The vegetarian diet of the saupe , its modest size and its living areas also make it not very vulnerable to fishing with a net or harpoon. This is why this fish is rare on plates and practically not sold. The saupe is practically no longer consumed except in France, Israel and Tunisia.

Sarpa salpa became widely known for its ichthyoallyeinotoxic effects following widely publicized articles in 2006, when two men ingested it at a Mediterranean restaurant and began to experience many auditory and visual hallucinogenic effects. These hallucinations, described as frightening, were reported to have occurred two hours after the fish was ingested and had a total duration of 36 hours.

The fish, and especially its viscera, have been assessed as potentially unsafe by a study conducted on Mediterranean specimens.

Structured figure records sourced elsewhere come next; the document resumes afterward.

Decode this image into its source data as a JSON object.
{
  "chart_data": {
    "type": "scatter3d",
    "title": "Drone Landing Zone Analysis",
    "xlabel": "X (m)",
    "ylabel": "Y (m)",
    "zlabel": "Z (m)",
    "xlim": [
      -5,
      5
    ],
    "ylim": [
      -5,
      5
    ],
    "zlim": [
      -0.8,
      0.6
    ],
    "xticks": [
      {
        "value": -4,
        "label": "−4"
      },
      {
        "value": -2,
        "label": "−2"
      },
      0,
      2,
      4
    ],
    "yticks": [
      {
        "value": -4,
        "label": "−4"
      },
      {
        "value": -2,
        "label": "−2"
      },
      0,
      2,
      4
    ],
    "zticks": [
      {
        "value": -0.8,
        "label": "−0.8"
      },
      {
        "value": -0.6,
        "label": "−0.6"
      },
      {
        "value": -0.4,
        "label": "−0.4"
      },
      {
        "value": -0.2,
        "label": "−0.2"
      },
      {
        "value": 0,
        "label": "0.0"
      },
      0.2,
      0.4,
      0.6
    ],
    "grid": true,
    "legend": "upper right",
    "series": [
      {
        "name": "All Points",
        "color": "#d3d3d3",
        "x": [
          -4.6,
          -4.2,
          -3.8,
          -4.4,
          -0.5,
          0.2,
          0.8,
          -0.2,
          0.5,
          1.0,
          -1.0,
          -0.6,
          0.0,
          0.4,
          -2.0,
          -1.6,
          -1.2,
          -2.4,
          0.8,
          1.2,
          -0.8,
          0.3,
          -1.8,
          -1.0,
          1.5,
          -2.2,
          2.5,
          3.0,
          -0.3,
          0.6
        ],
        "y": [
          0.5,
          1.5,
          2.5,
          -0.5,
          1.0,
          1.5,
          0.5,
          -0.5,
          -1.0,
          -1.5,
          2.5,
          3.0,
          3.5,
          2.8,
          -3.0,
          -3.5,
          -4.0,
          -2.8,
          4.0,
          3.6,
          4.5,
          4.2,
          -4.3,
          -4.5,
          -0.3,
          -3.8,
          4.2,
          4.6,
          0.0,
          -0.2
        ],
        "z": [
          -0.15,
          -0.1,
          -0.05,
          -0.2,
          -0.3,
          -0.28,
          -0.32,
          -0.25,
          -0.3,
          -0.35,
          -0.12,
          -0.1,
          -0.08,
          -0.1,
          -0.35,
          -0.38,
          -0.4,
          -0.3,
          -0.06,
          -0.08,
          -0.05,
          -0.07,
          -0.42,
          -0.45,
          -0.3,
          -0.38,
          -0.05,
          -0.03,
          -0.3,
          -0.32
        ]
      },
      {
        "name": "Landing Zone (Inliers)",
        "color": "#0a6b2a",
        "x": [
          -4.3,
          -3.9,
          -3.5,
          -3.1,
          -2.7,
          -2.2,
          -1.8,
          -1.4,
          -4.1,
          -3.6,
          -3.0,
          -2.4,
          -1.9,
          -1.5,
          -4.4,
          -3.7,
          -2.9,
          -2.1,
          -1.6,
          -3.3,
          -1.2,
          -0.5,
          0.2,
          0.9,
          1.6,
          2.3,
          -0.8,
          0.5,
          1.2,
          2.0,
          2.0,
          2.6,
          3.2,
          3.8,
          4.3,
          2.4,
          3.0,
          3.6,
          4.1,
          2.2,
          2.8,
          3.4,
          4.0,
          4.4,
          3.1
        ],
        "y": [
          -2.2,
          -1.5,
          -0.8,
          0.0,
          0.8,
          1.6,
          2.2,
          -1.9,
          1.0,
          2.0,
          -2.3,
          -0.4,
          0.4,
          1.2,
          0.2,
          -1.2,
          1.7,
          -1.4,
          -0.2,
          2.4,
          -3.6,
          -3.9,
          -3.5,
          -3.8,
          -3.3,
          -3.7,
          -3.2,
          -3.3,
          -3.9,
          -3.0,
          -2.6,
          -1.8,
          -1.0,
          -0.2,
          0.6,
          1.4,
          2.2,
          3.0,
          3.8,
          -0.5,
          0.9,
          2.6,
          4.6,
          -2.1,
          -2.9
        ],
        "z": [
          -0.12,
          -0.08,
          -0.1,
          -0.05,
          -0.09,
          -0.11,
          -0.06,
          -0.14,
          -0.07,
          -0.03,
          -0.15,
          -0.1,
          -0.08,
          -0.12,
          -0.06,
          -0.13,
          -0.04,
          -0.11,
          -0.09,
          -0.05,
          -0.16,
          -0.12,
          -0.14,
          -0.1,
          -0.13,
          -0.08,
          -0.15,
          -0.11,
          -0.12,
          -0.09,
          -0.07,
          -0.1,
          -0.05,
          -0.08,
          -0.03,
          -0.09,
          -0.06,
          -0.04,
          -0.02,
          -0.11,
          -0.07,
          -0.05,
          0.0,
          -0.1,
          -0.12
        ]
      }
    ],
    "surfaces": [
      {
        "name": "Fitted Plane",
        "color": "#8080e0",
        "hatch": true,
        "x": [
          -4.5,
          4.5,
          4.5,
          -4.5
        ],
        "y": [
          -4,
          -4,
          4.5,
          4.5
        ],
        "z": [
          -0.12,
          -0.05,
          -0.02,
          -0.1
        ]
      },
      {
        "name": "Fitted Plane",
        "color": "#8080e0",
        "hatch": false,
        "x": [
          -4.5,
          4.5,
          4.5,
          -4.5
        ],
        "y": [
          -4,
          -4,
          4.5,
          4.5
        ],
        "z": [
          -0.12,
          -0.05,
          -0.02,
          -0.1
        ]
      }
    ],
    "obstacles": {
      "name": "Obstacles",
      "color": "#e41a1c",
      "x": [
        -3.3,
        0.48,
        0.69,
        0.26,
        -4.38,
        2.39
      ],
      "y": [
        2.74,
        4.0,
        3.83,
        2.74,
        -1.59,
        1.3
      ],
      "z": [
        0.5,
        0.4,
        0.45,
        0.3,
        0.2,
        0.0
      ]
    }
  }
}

Saupes are not toxic all year round but only during certain periods, which raises suspicion of the role of algal toxins or phytoplankton ingested by fish, and swarming at certain periods, which renders it ichthyoallyeinotoxic.

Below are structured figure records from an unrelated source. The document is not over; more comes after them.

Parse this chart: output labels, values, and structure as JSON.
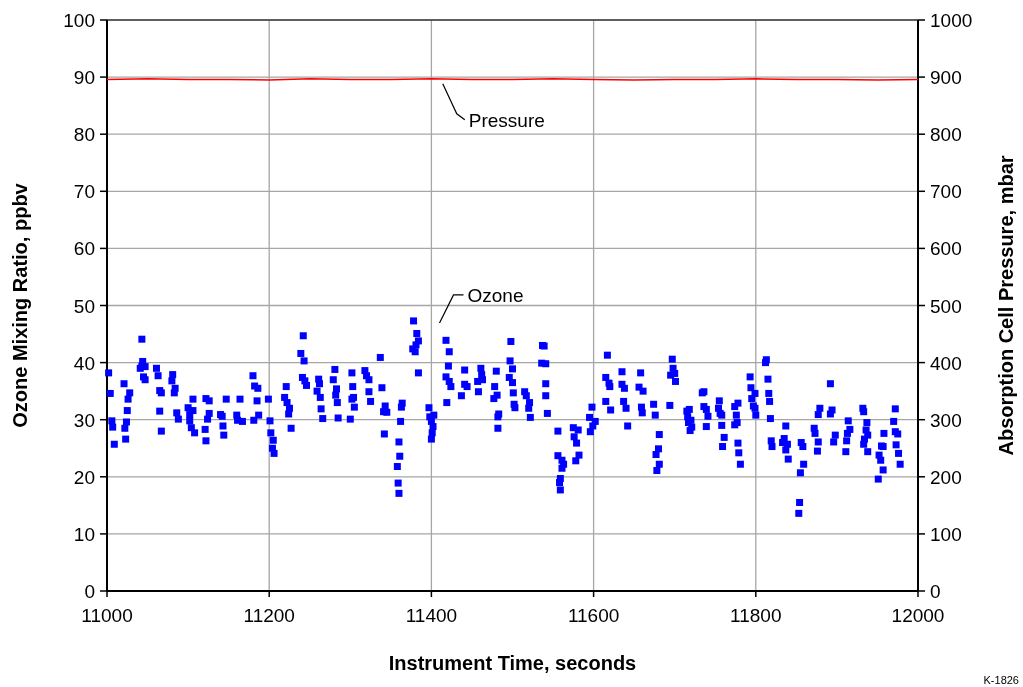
{
  "chart_data": {
    "type": "scatter",
    "xlabel": "Instrument Time, seconds",
    "ylabel": "Ozone Mixing Ratio, ppbv",
    "y2label": "Absorption Cell Pressure, mbar",
    "xlim": [
      11000,
      12000
    ],
    "xticks": [
      11000,
      11200,
      11400,
      11600,
      11800,
      12000
    ],
    "ylim": [
      0,
      100
    ],
    "yticks": [
      0,
      10,
      20,
      30,
      40,
      50,
      60,
      70,
      80,
      90,
      100
    ],
    "y2lim": [
      0,
      1000
    ],
    "y2ticks": [
      0,
      100,
      200,
      300,
      400,
      500,
      600,
      700,
      800,
      900,
      1000
    ],
    "grid": true,
    "marker": "square",
    "annotations": [
      "K-1826"
    ],
    "series": [
      {
        "name": "Ozone",
        "color": "#0000ff",
        "x": [
          11002,
          11004,
          11006,
          11007,
          11009,
          11021,
          11028,
          11026,
          11025,
          11024,
          11022,
          11023,
          11043,
          11044,
          11043,
          11041,
          11047,
          11045,
          11047,
          11061,
          11063,
          11065,
          11067,
          11065,
          11067,
          11081,
          11080,
          11084,
          11083,
          11086,
          11088,
          11100,
          11102,
          11106,
          11106,
          11102,
          11104,
          11108,
          11122,
          11126,
          11126,
          11124,
          11121,
          11122,
          11140,
          11142,
          11143,
          11144,
          11147,
          11164,
          11160,
          11161,
          11167,
          11180,
          11182,
          11186,
          11185,
          11187,
          11181,
          11199,
          11201,
          11202,
          11205,
          11204,
          11206,
          11221,
          11219,
          11222,
          11225,
          11224,
          11227,
          11242,
          11239,
          11243,
          11241,
          11244,
          11246,
          11261,
          11262,
          11259,
          11263,
          11264,
          11266,
          11281,
          11279,
          11283,
          11282,
          11284,
          11285,
          11302,
          11303,
          11304,
          11302,
          11305,
          11300,
          11318,
          11320,
          11323,
          11323,
          11325,
          11337,
          11339,
          11343,
          11341,
          11345,
          11342,
          11364,
          11363,
          11362,
          11360,
          11361,
          11358,
          11359,
          11360,
          11378,
          11382,
          11384,
          11381,
          11377,
          11380,
          11384,
          11397,
          11398,
          11403,
          11400,
          11402,
          11401,
          11400,
          11418,
          11422,
          11421,
          11418,
          11422,
          11424,
          11419,
          11441,
          11441,
          11444,
          11437,
          11461,
          11462,
          11463,
          11457,
          11458,
          11480,
          11478,
          11481,
          11477,
          11483,
          11482,
          11482,
          11498,
          11497,
          11500,
          11496,
          11500,
          11501,
          11502,
          11503,
          11515,
          11517,
          11521,
          11520,
          11522,
          11537,
          11539,
          11536,
          11541,
          11541,
          11541,
          11543,
          11556,
          11556,
          11561,
          11563,
          11561,
          11559,
          11558,
          11559,
          11575,
          11581,
          11576,
          11579,
          11582,
          11578,
          11598,
          11595,
          11602,
          11599,
          11596,
          11617,
          11615,
          11619,
          11620,
          11615,
          11621,
          11635,
          11635,
          11638,
          11637,
          11640,
          11642,
          11658,
          11656,
          11661,
          11659,
          11660,
          11674,
          11676,
          11681,
          11680,
          11677,
          11681,
          11678,
          11697,
          11698,
          11695,
          11700,
          11701,
          11694,
          11715,
          11718,
          11716,
          11720,
          11717,
          11721,
          11719,
          11734,
          11736,
          11736,
          11739,
          11741,
          11739,
          11755,
          11754,
          11756,
          11758,
          11758,
          11761,
          11759,
          11778,
          11774,
          11776,
          11777,
          11774,
          11778,
          11779,
          11781,
          11793,
          11794,
          11799,
          11795,
          11797,
          11799,
          11800,
          11813,
          11812,
          11815,
          11816,
          11817,
          11818,
          11819,
          11820,
          11837,
          11835,
          11833,
          11839,
          11837,
          11840,
          11856,
          11858,
          11859,
          11855,
          11854,
          11853,
          11872,
          11873,
          11877,
          11876,
          11879,
          11877,
          11892,
          11894,
          11892,
          11898,
          11896,
          11914,
          11916,
          11913,
          11912,
          11911,
          11932,
          11933,
          11937,
          11936,
          11938,
          11934,
          11933,
          11938,
          11958,
          11955,
          11957,
          11952,
          11954,
          11957,
          11951,
          11972,
          11970,
          11972,
          11975,
          11973,
          11976,
          11978
        ],
        "values": [
          38.2,
          34.6,
          29.8,
          28.7,
          25.7,
          36.3,
          34.7,
          33.6,
          31.6,
          29.6,
          28.5,
          26.6,
          44.1,
          40.2,
          39.4,
          39.0,
          39.3,
          37.5,
          37.0,
          39.0,
          37.7,
          35.1,
          34.7,
          31.5,
          28.0,
          37.9,
          36.8,
          35.5,
          34.7,
          31.2,
          30.1,
          32.1,
          30.9,
          33.6,
          31.6,
          29.8,
          28.6,
          27.7,
          33.7,
          33.3,
          31.1,
          30.1,
          28.3,
          26.3,
          30.9,
          30.6,
          28.9,
          27.3,
          33.6,
          33.6,
          30.8,
          29.9,
          29.7,
          37.7,
          35.9,
          35.5,
          33.3,
          30.8,
          29.9,
          33.6,
          29.8,
          27.7,
          26.4,
          25.0,
          24.1,
          35.8,
          33.9,
          33.0,
          32.0,
          31.0,
          28.5,
          44.7,
          41.6,
          40.3,
          37.4,
          36.8,
          36.0,
          37.1,
          36.3,
          35.0,
          33.9,
          31.9,
          30.2,
          38.8,
          37.0,
          35.4,
          34.3,
          33.0,
          30.3,
          38.2,
          35.8,
          33.9,
          33.6,
          32.2,
          30.1,
          38.6,
          37.7,
          37.0,
          34.9,
          33.2,
          40.9,
          35.6,
          32.4,
          31.4,
          31.3,
          27.5,
          32.9,
          32.2,
          29.7,
          26.1,
          23.6,
          21.8,
          18.9,
          17.1,
          47.3,
          45.1,
          43.8,
          43.1,
          42.4,
          41.9,
          38.2,
          32.1,
          30.5,
          30.8,
          29.7,
          28.8,
          27.7,
          26.6,
          43.9,
          41.9,
          39.4,
          37.5,
          36.7,
          35.8,
          33.0,
          38.7,
          36.2,
          35.8,
          34.2,
          39.0,
          37.9,
          37.0,
          36.7,
          34.9,
          38.5,
          35.8,
          34.3,
          33.7,
          31.0,
          30.5,
          28.5,
          43.7,
          40.3,
          38.9,
          37.4,
          36.5,
          34.7,
          32.7,
          32.1,
          34.9,
          34.2,
          33.0,
          32.0,
          30.4,
          43.0,
          42.9,
          39.9,
          39.8,
          36.3,
          34.2,
          31.1,
          28.0,
          23.7,
          22.9,
          22.2,
          21.5,
          19.7,
          19.0,
          17.7,
          28.6,
          28.2,
          27.0,
          25.9,
          23.8,
          22.8,
          32.2,
          30.4,
          29.7,
          28.9,
          27.9,
          41.3,
          37.4,
          36.4,
          35.8,
          33.2,
          31.7,
          38.4,
          36.2,
          35.5,
          33.2,
          32.0,
          28.9,
          38.2,
          35.7,
          35.0,
          32.2,
          31.2,
          32.7,
          30.8,
          27.4,
          24.9,
          23.9,
          22.2,
          21.1,
          40.6,
          39.0,
          37.8,
          38.1,
          36.7,
          32.5,
          31.5,
          31.8,
          30.5,
          29.9,
          29.5,
          28.7,
          28.1,
          34.7,
          34.9,
          32.3,
          31.8,
          30.6,
          28.8,
          33.3,
          32.0,
          31.1,
          30.8,
          29.0,
          26.9,
          25.3,
          32.9,
          32.3,
          30.8,
          29.5,
          29.1,
          25.9,
          24.2,
          22.2,
          37.5,
          35.6,
          34.6,
          33.7,
          32.4,
          32.0,
          30.8,
          40.5,
          40.0,
          37.1,
          34.6,
          33.2,
          30.2,
          26.3,
          25.3,
          28.9,
          26.7,
          26.0,
          25.7,
          24.7,
          23.1,
          26.0,
          25.3,
          22.2,
          20.7,
          15.5,
          13.6,
          28.5,
          27.6,
          26.1,
          24.5,
          32.0,
          30.9,
          36.3,
          31.7,
          31.0,
          27.3,
          26.1,
          29.8,
          28.3,
          27.6,
          26.3,
          24.4,
          32.0,
          31.4,
          29.5,
          28.2,
          27.3,
          26.6,
          25.7,
          24.4,
          27.6,
          25.4,
          25.3,
          23.8,
          22.9,
          21.2,
          19.6,
          31.9,
          29.7,
          27.9,
          27.5,
          25.6,
          24.1,
          22.2
        ]
      },
      {
        "name": "Pressure",
        "type": "line",
        "axis": "y2",
        "color": "#ff0000",
        "marker": "none",
        "x": [
          11000,
          11050,
          11100,
          11150,
          11200,
          11250,
          11300,
          11350,
          11400,
          11450,
          11500,
          11550,
          11600,
          11650,
          11700,
          11750,
          11800,
          11850,
          11900,
          11950,
          12000
        ],
        "values": [
          896,
          897,
          896,
          896,
          895,
          897,
          896,
          896,
          897,
          896,
          896,
          897,
          896,
          895,
          896,
          896,
          897,
          896,
          896,
          895,
          896
        ]
      }
    ]
  }
}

Since the accidental introduction of Caulerpa taxifolia into the Mediterranean, the saupe has tended to accumulate in its body the toxins produced by this alga. It is therefore recommended to empty it as soon as it is fished.

==Feeding==
The salema porgy is a plant-herbivore and due to overpopulation in Portugal had overgrazed seagrass in the area as of 2014. Three substitutes were tested as a substitute for the Portuguese floor. Cymodocea nodosa, Zostera marina, and Zostera noltii were given to an adult S. salpa for testing. It preferred the Zostera noltii, therefore the Cymodocea nodosa and Zostera marina are preferred for seagrass restorations in areas with large populations of S. salpa.